Further, let [math]\displaystyle{ C' }[/math] be the cycle that results from [math]\displaystyle{ C }[/math] when each subpath [math]\displaystyle{ p_i }[/math] is replaced by the corresponding subpath [math]\displaystyle{ p'_i }[/math] of [math]\displaystyle{ p }[/math] (in the first case) or of the transpose of [math]\displaystyle{ p }[/math] (in the second case). In general, this cycle is extremely non-simple. It contains each arc of [math]\displaystyle{ p }[/math] as often as its opposite arc. Therefore, the total cost of [math]\displaystyle{ C' }[/math] ist zero. Now it suffices to show that the total cost of [math]\displaystyle{ C }[/math] is not smaller than the total cost of [math]\displaystyle{ C' }[/math]. More specifically, for each [math]\displaystyle{ i\in\{1,\ldots,k\} }[/math], we will show that the cost of [math]\displaystyle{ p_i }[/math] is not smaller than the cost of [math]\displaystyle{ p'_i }[/math]. Note that all arcs on all subpaths [math]\displaystyle{ p_i }[/math] are in the residual network immediately before and immediately after the current iteration (with positive residual capacity, by definition). We apply the case distinction in the definition of [math]\displaystyle{ p'_i }[/math] above.

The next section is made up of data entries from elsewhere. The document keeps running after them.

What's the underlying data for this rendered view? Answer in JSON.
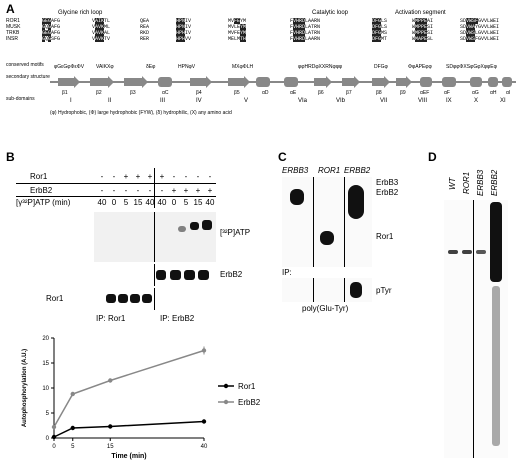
{
  "panels": {
    "a": {
      "letter": "A",
      "region_labels": [
        "Glycine rich loop",
        "Catalytic loop",
        "Activation segment"
      ],
      "proteins": [
        "ROR1",
        "MUSK",
        "TRKB",
        "INSR"
      ],
      "row_labels": [
        "conserved motifs",
        "secondary structure",
        "sub-domains"
      ],
      "motifs": [
        "φGεGφΦεΦV",
        "VAIKXφ",
        "δEφ",
        "HPNφV",
        "MXφΦLH",
        "φφHRDφXXRNφφφ",
        "DFGφ",
        "ΦφAPEφφ",
        "SDφφΦXSφGφXφφEφ"
      ],
      "structures": [
        "β1",
        "β2",
        "β3",
        "αC",
        "β4",
        "β5",
        "αD",
        "αE",
        "β6",
        "β7",
        "β8",
        "β9",
        "αEF",
        "αF",
        "αG",
        "αH",
        "αI"
      ],
      "subdomains": [
        "I",
        "II",
        "III",
        "IV",
        "V",
        "VIa",
        "VIb",
        "VII",
        "VIII",
        "IX",
        "X",
        "XI"
      ],
      "legend": "(φ) Hydrophobic, (Φ) large hydrophobic (FYW), (δ) hydrophilic, (X) any amino acid"
    },
    "b": {
      "letter": "B",
      "row_ror1": "Ror1",
      "row_erbb2": "ErbB2",
      "row_time": "[γ³²P]ATP (min)",
      "ror1_signs": [
        "-",
        "-",
        "+",
        "+",
        "+",
        "+",
        "-",
        "-",
        "-",
        "-"
      ],
      "erbb2_signs": [
        "-",
        "-",
        "-",
        "-",
        "-",
        "-",
        "+",
        "+",
        "+",
        "+"
      ],
      "times": [
        "40",
        "0",
        "5",
        "15",
        "40",
        "40",
        "0",
        "5",
        "15",
        "40"
      ],
      "blot_label_atp": "[³²P]ATP",
      "blot_label_erbb2": "ErbB2",
      "blot_label_ror1": "Ror1",
      "ip_left": "IP: Ror1",
      "ip_right": "IP: ErbB2",
      "chart_data": {
        "type": "line",
        "ylabel": "Autophosphorylation (A.U.)",
        "xlabel": "Time (min)",
        "x_ticks": [
          0,
          5,
          15,
          40
        ],
        "y_ticks": [
          0,
          5,
          10,
          15,
          20
        ],
        "xlim": [
          0,
          40
        ],
        "ylim": [
          0,
          20
        ],
        "series": [
          {
            "name": "Ror1",
            "color": "#000000",
            "x": [
              0,
              5,
              15,
              40
            ],
            "y": [
              0.2,
              2.0,
              2.3,
              3.3
            ]
          },
          {
            "name": "ErbB2",
            "color": "#888888",
            "x": [
              0,
              5,
              15,
              40
            ],
            "y": [
              2.2,
              8.8,
              11.5,
              17.5
            ]
          }
        ]
      }
    },
    "c": {
      "letter": "C",
      "lanes": [
        "ERBB3",
        "ROR1",
        "ERBB2"
      ],
      "label_erbb3": "ErbB3",
      "label_erbb2": "ErbB2",
      "label_ror1": "Ror1",
      "ip": "IP:",
      "ptyr": "pTyr",
      "substrate": "poly(Glu-Tyr)"
    },
    "d": {
      "letter": "D",
      "lanes": [
        "WT",
        "ROR1",
        "ERBB3",
        "ERBB2"
      ]
    }
  }
}
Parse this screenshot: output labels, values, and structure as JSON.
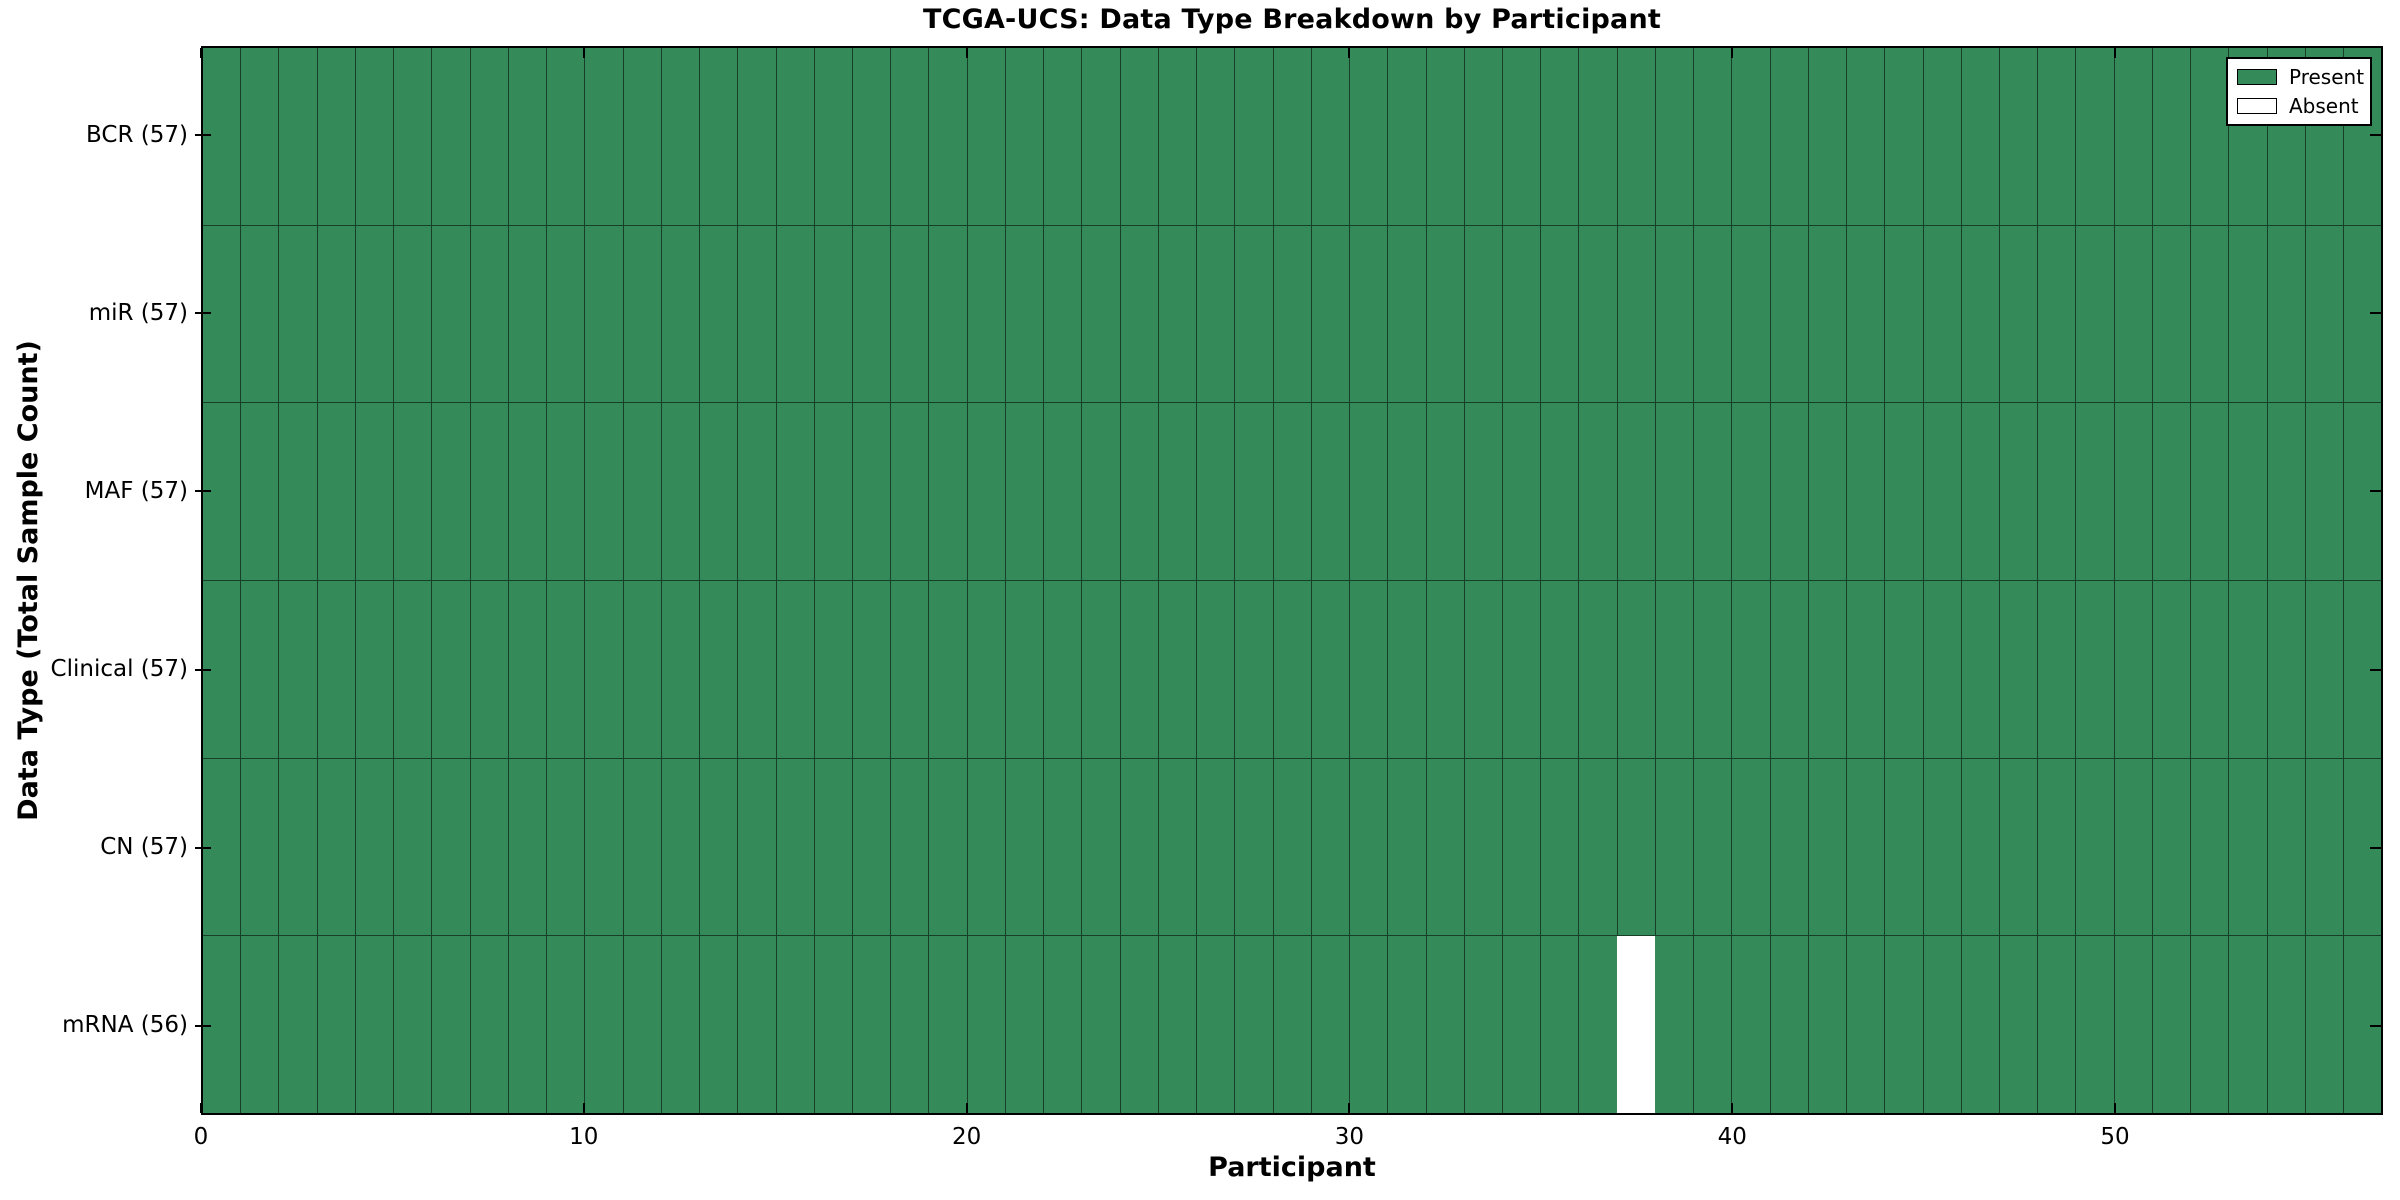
{
  "chart_data": {
    "type": "heatmap",
    "title": "TCGA-UCS: Data Type Breakdown by Participant",
    "xlabel": "Participant",
    "ylabel": "Data Type (Total Sample Count)",
    "n_participants": 57,
    "xlim": [
      0,
      57
    ],
    "x_ticks": [
      0,
      10,
      20,
      30,
      40,
      50
    ],
    "rows": [
      {
        "data_type": "BCR",
        "label": "BCR (57)",
        "present_count": 57,
        "absent_participants": []
      },
      {
        "data_type": "miR",
        "label": "miR (57)",
        "present_count": 57,
        "absent_participants": []
      },
      {
        "data_type": "MAF",
        "label": "MAF (57)",
        "present_count": 57,
        "absent_participants": []
      },
      {
        "data_type": "Clinical",
        "label": "Clinical (57)",
        "present_count": 57,
        "absent_participants": []
      },
      {
        "data_type": "CN",
        "label": "CN (57)",
        "present_count": 57,
        "absent_participants": []
      },
      {
        "data_type": "mRNA",
        "label": "mRNA (56)",
        "present_count": 56,
        "absent_participants": [
          37
        ]
      }
    ],
    "legend": [
      {
        "label": "Present",
        "color": "#348a58"
      },
      {
        "label": "Absent",
        "color": "#ffffff"
      }
    ],
    "colors": {
      "present": "#348a58",
      "absent": "#ffffff",
      "edge": "#000000",
      "background": "#ffffff"
    },
    "legend_position": "upper right",
    "grid": "cell-borders"
  }
}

  1. For a path [math]\displaystyle{ p_i }[/math] of the first type, the fact that [math]\displaystyle{ p }[/math] is a shortest path implies that [math]\displaystyle{ p_i }[/math] is a shortest path from its start node to its end node in the residual network immediately before the current iteration. Therefore, [math]\displaystyle{ p'_i }[/math] is not shorter than [math]\displaystyle{ p_i }[/math].
  2. For a path [math]\displaystyle{ p_i }[/math] of the second type, let [math]\displaystyle{ p''_i }[/math] denote the transpose of [math]\displaystyle{ p'_i }[/math]. In particular, [math]\displaystyle{ p''_i }[/math] is a subpath of [math]\displaystyle{ p }[/math]. Note that [math]\displaystyle{ p_i }[/math] and [math]\displaystyle{ p''_i }[/math] form a cycle, and that this cycle was augmenting immediately before the current iteration. By induction hypothesis, this cycle is not negative, [math]\displaystyle{ c(p_i)+c(p''_i)\geq 0 }[/math]. The claim now follows from [math]\displaystyle{ c(p'_i)=-c(p''_i) }[/math].

Correctness

The proof of the induction step shows that the invariant is fulfilled on termination. If no path is found, the instance is obviously infeasible. On the other hand, if all imbalances are removed, the resulting flow is feasible. Due to the second point of the invariant, it is also minimum (cf. here).

Complexity

Statement: The asymptotic complexity is in [math]\displaystyle{ \mathcal{O}(B\cdot T) }[/math], where [math]\displaystyle{ B=\sum_{v\in V}|b(v)| }[/math], and [math]\displaystyle{ T }[/math] is the asymptotic complexity of the shortest-path algorithm.

Proof: Obviously, the number of iterations is in [math]\displaystyle{ \mathcal{O}(B) }[/math]. The complexity of an iteration is dominated by the shortest-path computation.